- Born: 1955 (age 70–71)
- Occupations: Writer; educator;
- Writing career
- Genre: Young adult literature
- Notable works: Of Things Not Seen (1995); The First Stone (2003);
- Notable awards: Ann Connor Brimer Award (1996, 2004)
- Website: donaker.com

= Don Aker =

Canadian writer (born 1955)

Don Aker (born 1955) is a Canadian writer and educator from Nova Scotia. His books won the Ann Connor Brimer Award in 1996 and 2004.

==Biography==
Aker was born in 1955 in Windsor, Nova Scotia. He graduated from Acadia University with a Bachelor of Arts in 1975, a Bachelor of Education in 1977, and a Master of Education in 1991. Aker worked as a schoolteacher for 33 years, teaching English and creative writing at various levels.

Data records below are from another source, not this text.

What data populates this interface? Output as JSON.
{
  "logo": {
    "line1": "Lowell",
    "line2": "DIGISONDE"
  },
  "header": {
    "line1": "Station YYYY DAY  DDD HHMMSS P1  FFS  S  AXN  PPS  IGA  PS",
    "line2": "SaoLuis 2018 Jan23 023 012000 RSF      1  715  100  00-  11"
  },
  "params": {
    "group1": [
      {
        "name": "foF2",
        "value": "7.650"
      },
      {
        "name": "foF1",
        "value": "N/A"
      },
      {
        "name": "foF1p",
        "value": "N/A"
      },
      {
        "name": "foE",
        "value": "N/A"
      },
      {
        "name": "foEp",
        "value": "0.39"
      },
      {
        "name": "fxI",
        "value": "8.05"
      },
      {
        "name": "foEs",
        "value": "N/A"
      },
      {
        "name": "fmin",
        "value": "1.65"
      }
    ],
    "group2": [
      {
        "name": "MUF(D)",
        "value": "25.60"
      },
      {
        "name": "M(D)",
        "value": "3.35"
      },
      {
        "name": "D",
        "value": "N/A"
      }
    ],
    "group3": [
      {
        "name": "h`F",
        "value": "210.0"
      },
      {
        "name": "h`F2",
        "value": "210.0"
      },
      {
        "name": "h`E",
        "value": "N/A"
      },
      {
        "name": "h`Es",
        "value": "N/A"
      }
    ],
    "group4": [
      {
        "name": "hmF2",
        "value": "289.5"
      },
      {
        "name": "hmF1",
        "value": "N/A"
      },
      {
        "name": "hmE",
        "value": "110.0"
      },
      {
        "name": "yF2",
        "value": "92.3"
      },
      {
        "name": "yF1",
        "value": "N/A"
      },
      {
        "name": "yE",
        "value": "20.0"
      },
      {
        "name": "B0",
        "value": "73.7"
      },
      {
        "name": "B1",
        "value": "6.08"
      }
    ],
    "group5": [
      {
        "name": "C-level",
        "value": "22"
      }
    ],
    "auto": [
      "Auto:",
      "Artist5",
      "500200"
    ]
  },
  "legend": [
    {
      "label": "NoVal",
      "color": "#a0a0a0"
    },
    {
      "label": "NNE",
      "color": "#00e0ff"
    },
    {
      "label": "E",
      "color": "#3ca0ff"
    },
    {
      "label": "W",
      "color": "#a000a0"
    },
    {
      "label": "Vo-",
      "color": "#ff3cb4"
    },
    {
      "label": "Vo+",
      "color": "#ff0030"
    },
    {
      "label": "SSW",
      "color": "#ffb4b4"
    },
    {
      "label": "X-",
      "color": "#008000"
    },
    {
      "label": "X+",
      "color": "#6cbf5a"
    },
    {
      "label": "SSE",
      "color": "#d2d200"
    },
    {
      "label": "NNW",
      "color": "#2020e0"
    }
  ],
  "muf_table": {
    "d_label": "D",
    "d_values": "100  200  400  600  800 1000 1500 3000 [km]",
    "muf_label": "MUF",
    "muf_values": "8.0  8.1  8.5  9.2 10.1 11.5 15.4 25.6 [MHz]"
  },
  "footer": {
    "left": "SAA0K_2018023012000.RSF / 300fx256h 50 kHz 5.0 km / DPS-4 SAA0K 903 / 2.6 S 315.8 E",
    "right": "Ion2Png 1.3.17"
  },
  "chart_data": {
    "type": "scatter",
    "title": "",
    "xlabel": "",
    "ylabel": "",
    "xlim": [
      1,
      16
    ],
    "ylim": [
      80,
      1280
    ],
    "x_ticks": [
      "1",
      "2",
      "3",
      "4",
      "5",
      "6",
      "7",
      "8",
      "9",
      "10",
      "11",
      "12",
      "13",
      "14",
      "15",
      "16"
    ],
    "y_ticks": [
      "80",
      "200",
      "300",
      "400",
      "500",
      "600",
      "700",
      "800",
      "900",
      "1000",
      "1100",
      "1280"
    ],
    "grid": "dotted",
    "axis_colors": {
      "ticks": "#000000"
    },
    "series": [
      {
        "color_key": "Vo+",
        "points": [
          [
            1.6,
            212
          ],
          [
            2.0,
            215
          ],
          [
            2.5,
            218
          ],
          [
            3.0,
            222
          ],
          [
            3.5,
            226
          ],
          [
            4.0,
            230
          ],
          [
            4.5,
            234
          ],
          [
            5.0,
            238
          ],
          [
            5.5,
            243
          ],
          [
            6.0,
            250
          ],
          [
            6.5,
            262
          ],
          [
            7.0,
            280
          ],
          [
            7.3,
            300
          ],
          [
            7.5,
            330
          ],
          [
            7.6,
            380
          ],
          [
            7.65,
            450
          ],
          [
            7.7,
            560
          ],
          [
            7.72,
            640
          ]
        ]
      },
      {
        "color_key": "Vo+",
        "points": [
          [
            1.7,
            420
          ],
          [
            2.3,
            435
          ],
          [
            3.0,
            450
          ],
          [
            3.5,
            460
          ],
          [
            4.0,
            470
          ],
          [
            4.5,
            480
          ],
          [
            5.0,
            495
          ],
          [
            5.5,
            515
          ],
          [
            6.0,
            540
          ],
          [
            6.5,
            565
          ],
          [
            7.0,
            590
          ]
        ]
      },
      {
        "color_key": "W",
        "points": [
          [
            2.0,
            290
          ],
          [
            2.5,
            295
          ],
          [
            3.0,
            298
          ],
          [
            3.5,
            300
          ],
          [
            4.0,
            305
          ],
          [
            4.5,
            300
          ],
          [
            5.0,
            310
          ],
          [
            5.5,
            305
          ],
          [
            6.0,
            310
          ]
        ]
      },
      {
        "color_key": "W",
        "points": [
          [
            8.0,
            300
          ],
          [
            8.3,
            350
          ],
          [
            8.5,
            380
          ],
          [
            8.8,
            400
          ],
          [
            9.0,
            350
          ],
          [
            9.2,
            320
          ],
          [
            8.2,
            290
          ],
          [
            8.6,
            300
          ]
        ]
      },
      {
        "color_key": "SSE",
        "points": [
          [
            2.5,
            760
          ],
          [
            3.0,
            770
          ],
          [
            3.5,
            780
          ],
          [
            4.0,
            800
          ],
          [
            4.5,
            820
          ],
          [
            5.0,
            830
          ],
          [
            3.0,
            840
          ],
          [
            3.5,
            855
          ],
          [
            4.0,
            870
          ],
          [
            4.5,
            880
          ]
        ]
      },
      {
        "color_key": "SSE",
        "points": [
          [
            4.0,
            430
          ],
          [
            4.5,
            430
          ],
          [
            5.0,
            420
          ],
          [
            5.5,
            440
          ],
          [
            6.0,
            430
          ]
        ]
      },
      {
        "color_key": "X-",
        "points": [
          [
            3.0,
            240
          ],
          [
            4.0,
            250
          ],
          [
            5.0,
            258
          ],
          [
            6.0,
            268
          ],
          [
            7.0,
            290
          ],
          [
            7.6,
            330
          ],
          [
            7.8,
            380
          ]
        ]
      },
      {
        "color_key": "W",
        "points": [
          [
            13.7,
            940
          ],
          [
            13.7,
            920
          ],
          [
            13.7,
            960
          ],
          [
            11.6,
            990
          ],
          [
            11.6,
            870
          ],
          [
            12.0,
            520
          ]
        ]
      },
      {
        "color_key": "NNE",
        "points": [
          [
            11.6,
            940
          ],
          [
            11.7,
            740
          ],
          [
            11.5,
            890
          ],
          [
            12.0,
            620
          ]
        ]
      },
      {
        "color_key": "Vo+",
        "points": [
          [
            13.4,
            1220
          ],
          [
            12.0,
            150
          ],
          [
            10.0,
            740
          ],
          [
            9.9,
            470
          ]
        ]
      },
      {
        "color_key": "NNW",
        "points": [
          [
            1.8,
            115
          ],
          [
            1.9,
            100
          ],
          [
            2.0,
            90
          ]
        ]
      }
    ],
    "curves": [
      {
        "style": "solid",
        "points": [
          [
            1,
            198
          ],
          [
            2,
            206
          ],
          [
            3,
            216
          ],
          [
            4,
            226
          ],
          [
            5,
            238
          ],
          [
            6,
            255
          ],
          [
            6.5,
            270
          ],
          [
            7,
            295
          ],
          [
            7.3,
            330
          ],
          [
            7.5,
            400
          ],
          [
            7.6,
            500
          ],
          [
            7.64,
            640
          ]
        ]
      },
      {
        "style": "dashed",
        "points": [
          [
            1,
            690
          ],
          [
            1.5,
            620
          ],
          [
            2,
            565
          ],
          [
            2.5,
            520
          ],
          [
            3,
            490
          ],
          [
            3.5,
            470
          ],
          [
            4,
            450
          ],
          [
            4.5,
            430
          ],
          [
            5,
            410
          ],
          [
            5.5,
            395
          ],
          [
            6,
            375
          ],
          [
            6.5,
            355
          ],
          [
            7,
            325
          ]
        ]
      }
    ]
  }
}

His writing career began after attending a writing workshop at Martha's Vineyard in Massachusetts in 1988. His first short story, The Invitation, was published in 1990 and has been included in three anthologies. The story was later adapted into a screenplay, with $10,000 in funding provided by Telefilm Canada for its production. Aker's first novel, Of Things Not Seen, was published in 1995 and won the Ann Connor Brimer Award for Young Adult Literature in 1996. He received the same award again in 2004 for his novel The First Stone.

==Publications==
- Aker, Don (1995). "Of Things Not Seen"
- Aker, Don (1997). "Stranger at Bay"
- Aker, Don (2003). "The First Stone"
- Aker, Don (2005). "One on One"
- Aker, Don (2009). "The Space Between"
- Aker, Don (2011). "The Fifth Rule"
- Aker, Don (2014). "Running on Empty"
- Aker, Don (2015). "Delusion Road"
- Aker, Don (2015). "Brothers in Arms: The Siege of Louisbourg"
- Aker, Don (2015). "Always Even"
- Aker, Don (2017). "Scars and Other Stories"

==Recognition==
- 1989: Winner of WFNS Atlantic Writing Competition
- 1990: Winner of WFNS Atlantic Writing Competition
- 1990: Winner of Canadian Livings National Literary Competition
- 1996: Ann Connor Brimer Award for Of Things Not Seen
- 2004: Ann Connor Brimer Award for The First Stone
- 2017: The First Stone is listed among 150 Books of Influence by the Nova Scotia Library Association.